A Comissão de Constituição e Justiça (CCJ) do Senado aprovou nesta quarta-feira, 10, a Proposta de Emenda à Constituição (PEC) 14/2021, que cria regras de aposentadoria especial para agentes comunitários de saúde e agentes de combate às endemias, além de prever a regularização dos vínculos desses profissionais. A matéria seguirá para votação em dois turnos no Plenário da Casa.

A proposta estabelece normas permanentes e de transição para as duas categorias, incluindo também agentes indígenas de saúde e de saneamento. O texto trata ainda das formas de contratação e prevê participação financeira da União para custear os impactos das novas regras.

Apoio à proposta

Relator da PEC, o senador Irajá (PSD-TO) destacou a importância desses profissionais para a atenção básica do Sistema Único de Saúde (SUS), ressaltando que eles atuam diretamente na prevenção de doenças, acompanhamento de famílias e vigilância epidemiológica, especialmente em regiões mais vulneráveis.

Durante a discussão, senadores defenderam a aprovação da proposta. Omar Aziz (PSD-AM) enfatizou os riscos enfrentados pelos agentes, principalmente em áreas remotas da Região Norte. Já Otto Alencar (PSD-BA), presidente da CCJ, destacou a atuação desses trabalhadores no acompanhamento da vacinação infantil e no combate a doenças transmissíveis.

Fabiano Contarato (PT-ES) chamou atenção para as condições de trabalho da categoria e para a expectativa de vida inferior à média nacional. Eliziane Gama (PSD-MA) ressaltou que a maioria dos profissionais é formada por mulheres que desempenham papel fundamental na prevenção de agravos à saúde.

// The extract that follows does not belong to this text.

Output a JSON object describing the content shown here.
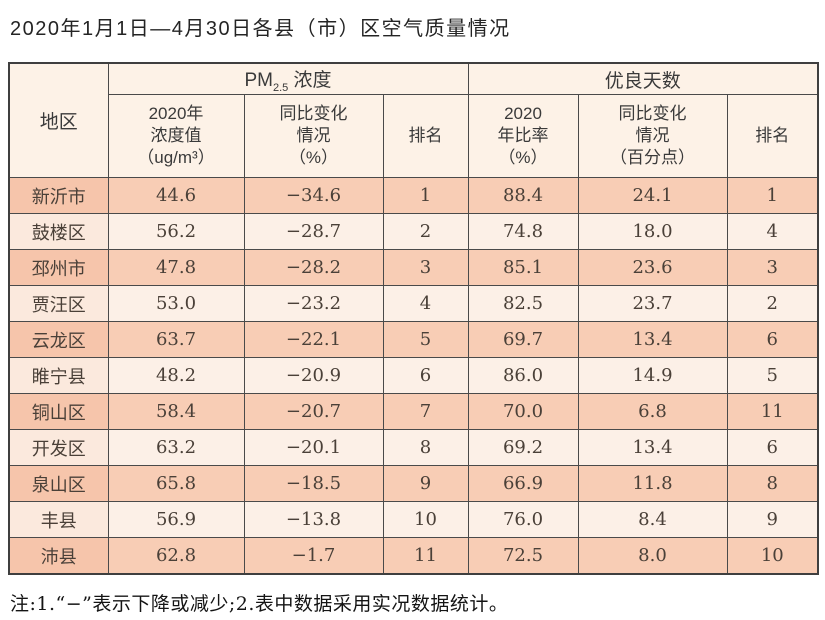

Apesar do apoio majoritário, parlamentares como Oriovisto Guimarães (PSDB-PR) e Tereza Cristina (PP-MS) manifestaram preocupação com os impactos financeiros da medida e com a possibilidade de outras categorias reivindicarem tratamento semelhante.

Novas regras de aposentadoria

Pela proposta, agentes comunitários de saúde e agentes de combate às endemias poderão se aposentar aos 57 anos, no caso das mulheres, e aos 60 anos, para os homens, desde que comprovem 25 anos de contribuição e de exercício na função. As regras valerão tanto para servidores vinculados a regimes próprios de previdência quanto para segurados do Regime Geral de Previdência Social (RGPS).

O texto também permite contabilizar, para fins de aposentadoria, períodos de afastamento para exercício de mandato classista e tempo de readaptação funcional decorrente de acidente de trabalho ou doença relacionada à atividade.

Regras de transição

A PEC cria regras de transição para profissionais que já estejam em atividade quando a emenda entrar em vigor. Entre as medidas estão idades mínimas progressivas e a possibilidade de redução de até cinco anos na idade exigida para quem ultrapassar o tempo mínimo de contribuição.

Em determinadas situações, os beneficiários terão direito à integralidade e à paridade dos proventos, garantindo aposentadorias calculadas com base na remuneração do cargo efetivo e reajustes nos mesmos índices aplicados aos servidores da ativa.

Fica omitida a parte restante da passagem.